Dans ce paysage singulier, 2013 aura par ailleurs vu la disparition du Centre d'analyse des formations, des métiers de l'animation et du sport (Cafemas). A propos de la suppression de ce groupement d'intérêt public, qui constituait "un lieu partenarial de production d'études et d'analyses", les rapporteurs notent que "les représentants des branches professionnelles, du mouvement sportif et des mouvements d'éducation populaire ont fait part, lors de leurs auditions, de leurs désaccords sur cette décision". Et ils suggèrent "que des travaux conjoints puissent être rapidement engagés afin de remettre en route une action réellement partagée en matière d'observations en lien avec les producteurs de données statistiques".

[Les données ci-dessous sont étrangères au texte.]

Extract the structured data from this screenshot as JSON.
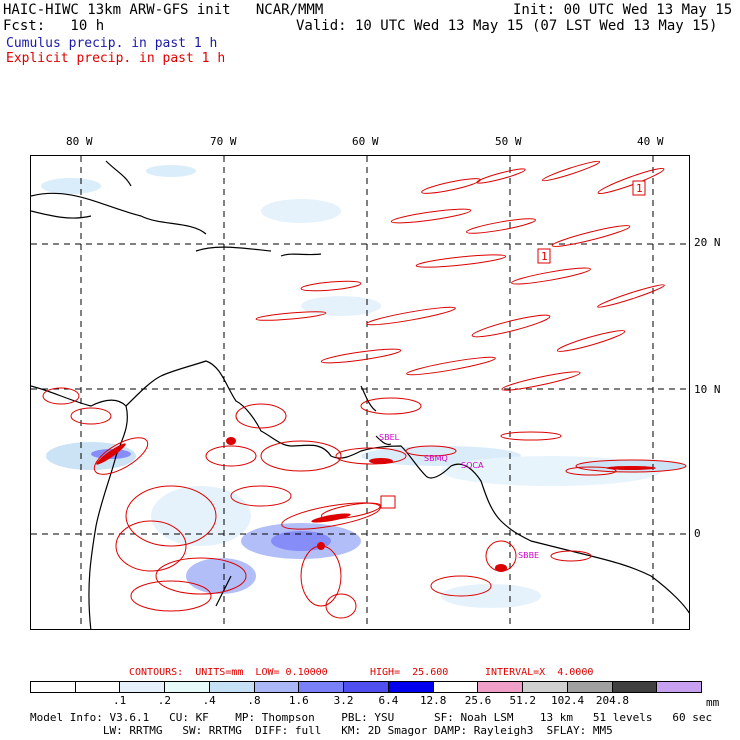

Ce rapport sur l'état des lieux des diplômes et certifications dans les champs du sport et de l'animation n'est qu'une première phase des travaux. La seconde devra conduire à "formuler des propositions pour adapter l'activité des services et des établissements, ainsi que des procédures de certification, à la réduction d'effectifs déjà constatée au plan déconcentré". Toutefois, des pistes de réflexion et/ou d'amélioration sont d'ores et déjà esquissées par le présent document. Parmi celles-ci, notons l'amélioration des modes et des méthodes d'intervention des directions du ministère ; le réexamen de l'architecture et des conditions de création des BPJEPS de façon à développer l'employabilité sur les territoires ; le développement des articulations entre les différentes certifications pour créer de véritables filières et un dispositif plus lisible ; la réaffirmation du rôle des DRJSCS en matière de pilotage régional ; la prise en compte des conséquences du transfert programmé des EPN (établissements publics nationaux) aux régions dans le cadre de l'acte III de décentralisation, tout en proposant des dispositions permettant de garantir l'identification, au plan territorial, de l'offre de formation de l'Etat sur la base d'une programmation nationale.
Les nouveaux scénarios de la politique ministérielle de formation et de certification pourraient voir le jour dans les tout prochains mois. La logique voudrait en effet que ce pan primordial de la politique sportive soit intégré dans le futur projet de loi de modernisation du sport, texte-phare de Valérie Fourneyron attendu en 2014.